Monday, June 30, 2008
My brother, sisters and I grew up in Port Arthur, Texas and attended Travis Elementary. At Travis, when you were in the 4th grade, everyone took band class. In 4th grade, however, we weren't worthy of actual instruments. Everyone played the Tonette. If you played the Tonette good enough, you were allowed to get a real instrument in 5th grade. I played clarinet in 5th and 6th grades and I kicked ass.

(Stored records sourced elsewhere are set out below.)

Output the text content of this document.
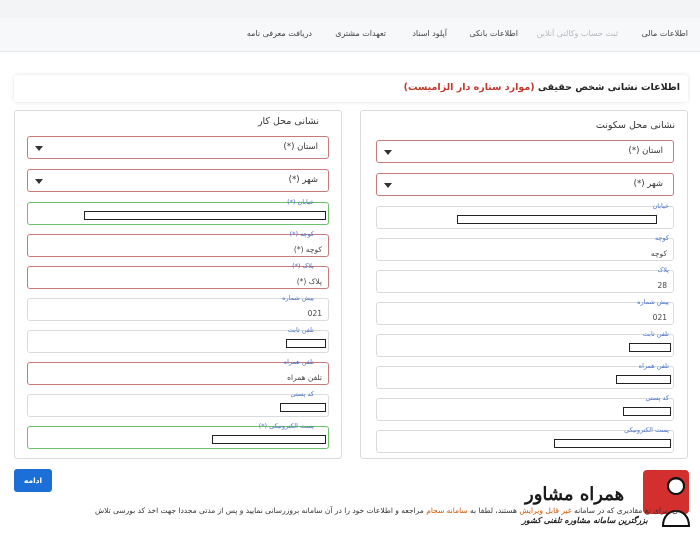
اطلاعات مالی
ثبت حساب وکالتی آنلاین
اطلاعات بانکی
آپلود اسناد
تعهدات مشتری
دریافت معرفی نامه
اطلاعات نشانی شخص حقیقی (موارد ستاره دار الزامیست)
نشانی محل سکونت
استان (*)
شهر (*)
خیابان
کوچه
کوچه
پلاک
28
پیش شماره
021
تلفن ثابت
تلفن همراه
کد پستی
پست الکترونیکی
نشانی محل کار
استان (*)
شهر (*)
خیابان (*)
کوچه (*)
کوچه (*)
پلاک (*)
پلاک (*)
پیش شماره
021
تلفن ثابت
تلفن همراه
تلفن همراه
کد پستی
پست الکترونیکی (*)
ادامه
ی، برای تغ مقادیری که در سامانه غیر قابل ویرایش هستند، لطفا به سامانه سجام مراجعه و اطلاعات خود را در آن سامانه بروزرسانی نمایید و پس از مدتی مجددا جهت اخذ کد بورسی تلاش
همراه مشاور
بزرگترین سامانه مشاوره تلفنی کشور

As a person who can't sing a melody to save my soul, I was fascinated that I could play a song exactly the way it actually sounded just by reading and following the sheet music. It's not that I'm tone deaf. One test we were given before joining the actual instrument playing band (as opposed to the Tonette playing band) was to determine if we could name a note by hearing it played on the piano. I recall doing very well on that test. So, I hear music, I know when notes are off key, but there's a disconnect between my brain and my mouth.
The reason I never became a famous jazz clarinetist is a pitiful tale indeed. In 7th grade it was required that everyone be in the marching band as well as the concert band. Marching was not my obstacle. Throwing up in the 100 degree summer heat during summer marching practice, however, was a definite deal breaker. Also, in those days the band hall wasn't air conditioned. So, playing an instrument...a WIND instrument...in the stuffy band hall wasn't much better than marching in the heat. I didn't throw up, but I stayed pretty damn dizzy.
I've always thought it was unfortunate that my kick ass clarinet playing was thwarted by Mr. Britain and his everyone must march rule and my own Laurie must throw up rule. Of course, by not being in the band I learned lots of other things: sewing, cooking, speaking French, typing. I hardly ever throw up when I do any of those things. So, I've got that going for me.